Narchomicides : Marseille entre "film d’horreur" et "jeux vidéo"
En deux jours, la semaine dernière, c'est d'abord un adolescent de 15 ans, mandaté pour une opération "d'intimidation" mais repéré par le clan adverse, qui est tué dans des conditions atroces, mercredi. Puis un autre, un tueur à gages de 14 ans à peine, recruté pour 50.000 euros, qui est arrêté vendredi, pour avoir tué un chauffeur VTC et père de famille, avant même d'approcher sa cible.
"A Marseille, on a l'habitude, mais avec une telle jeunesse, très honnêtement, moi, de mémoire de policier marseillais, en 23 ans de service, je n'avais jamais vu ça", raconte à l'AFP le porte-parole du syndicat de police Alliance, Rudy Manna, parlant de "film d'horreur".
Souligné dimanche par le procureur de Marseille Nicolas Bessone, cet "ultra-rajeunissement" au sein des réseaux de trafiquants de stupéfiants est "extrêmement inquiétant", insiste le syndicaliste, parce qu'"ils n'ont pas de notion de ce qu'est la vie à 14 ans".
"Sur Telegram, notamment, il y a des boucles de messages où on voit des gens se faire décapiter", confirme Amine Kessaci, 20 ans, fondateur de l'association Conscience, en lien avec les jeunes des quartiers populaires du nord de Marseille.
Call of Duty vs Playmobil
"En fait, c'est devenu des jeux vidéo. Ces jeunes ont l'impression d'être dans Call of Duty, pas dans la vraie vie. Moi, à leur âge, je jouais aux Playmobil", résume-t-il, absolument pas étonné par ces deux derniers narchomicides.
"Bien sûr que des enfants qui n'ont grandi qu'avec des meurtres n'ont pas peur de prendre des armes, ils n'ont connu que ça dans leur vie", affirme ce jeune militant, regrettant qu'on ait laissé "ces réseaux se gangréner".
Pour illustrer son propos, il raconte cette discussion avec un jeune dans une cité des quartiers nord au lendemain d'une fusillade. "Quand on lui demande ce qu'il s'est passé, l'enfant parle de tout et n'importe quoi, sauf de la fusillade. En fait c'est un élément normal de sa vie, une situation banale qui n'a pas retenu son attention", analyse Amine Kessaci.

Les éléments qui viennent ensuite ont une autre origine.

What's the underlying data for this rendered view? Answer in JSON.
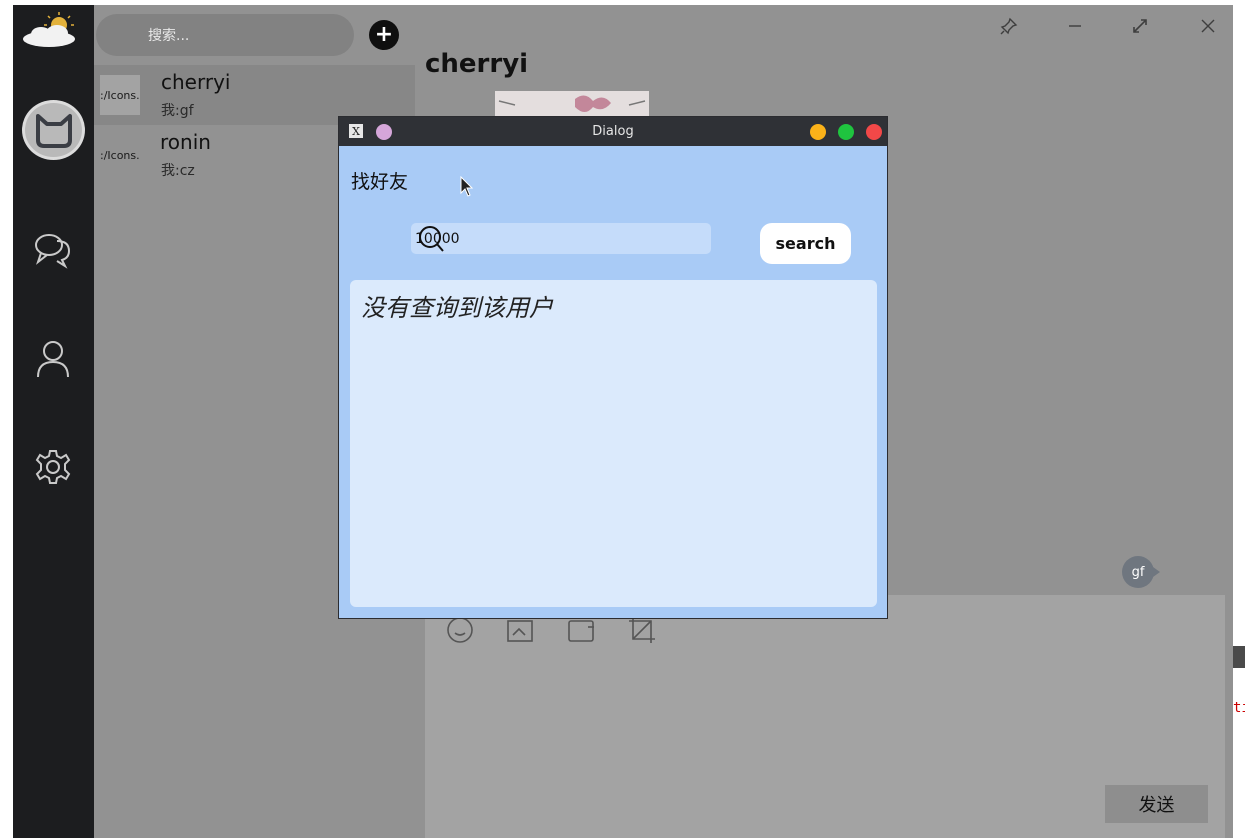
{
  "app": {
    "contacts_search_placeholder": "搜索...",
    "add_label": "+",
    "contacts": [
      {
        "thumb_text": ":/Icons.",
        "name": "cherryi",
        "last_message": "我:gf",
        "active": true
      },
      {
        "thumb_text": ":/Icons.",
        "name": "ronin",
        "last_message": "我:cz",
        "active": false
      }
    ],
    "nav_icons": [
      "chat-icon",
      "contacts-icon",
      "settings-icon"
    ]
  },
  "chat": {
    "title": "cherryi",
    "bubble_text": "gf",
    "send_label": "发送",
    "window_controls": [
      "pin-icon",
      "minimize-icon",
      "maximize-icon",
      "close-icon"
    ],
    "toolbar_icons": [
      "emoji-icon",
      "file-icon",
      "folder-icon",
      "screenshot-icon"
    ]
  },
  "dialog": {
    "title": "Dialog",
    "heading": "找好友",
    "search_value": "10000",
    "search_button": "search",
    "result_text": "没有查询到该用户",
    "dot_colors": {
      "lilac": "#d5a6d9",
      "yellow": "#fbb219",
      "green": "#1fc43f",
      "red": "#f24848"
    }
  },
  "backdrop": {
    "right_fragment": "ti"
  }
}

Le jeune homme a créé son association Conscience après l'assassinat de son frère en 2020, victime d'un gang de trafiquants de drogue. Et, en parallèle de ses études de droit, il tente d'apporter un soutien psychologique et juridique aux familles de victimes des violences liées au narcotrafic.
Mais depuis "rien n'a changé". Au contraire: "aujourd'hui, il n'y a plus de codes, il n'y a plus aucun respect", estime-t-il, rappelant qu'avant d'avoir été brûlé vif, l'adolescent de 15 ans tué mercredi avait été poignardé à une cinquantaine de reprises.
"Se ressaisir"
"Il est temps de se ressaisir, la jeunesse", a lancé lors de son sermon funèbre mardi l'imam Boualem Khatir, de la mosquée Méditerranée, avant que le corps de Nessim Ramdane, le chauffeur de VTC abattu vendredi par un tueur de 14 ans, ne soit inhumé.
"Dégoûté de la République", Amine Kessaci dénonce l'abandon par les autorités des quartiers populaires: si ces narchomicides "avaient eu lieu dans les beaux quartiers de Paris ou les quartiers sud de Marseille, on aurait déployé l'opération Sentinelle, des ministres seraient venus (...) Les gens des quartiers, on les laisse s'entretuer".
Selon ce militant, qui fut colistier (non élu) sur la liste EELV aux Européennes et candidat écologiste battu au deuxième tour pour le Nouveau Front Populaire aux récentes législatives, les jeunes se sentent "rejetés par la société".
Mais "il faut que la honte change de camp", clame le jeune homme: "ceux qui doivent avoir honte, c'est les bobos. Parce que ce sont eux qui consomment la drogue. On ne peut pas continuer juste à taper sur ces jeunes qui dealent”. Ceux qui consomment doivent se rendre compte "qu'ils ont un peu de sang sur les mains et du sang sur leurs joints."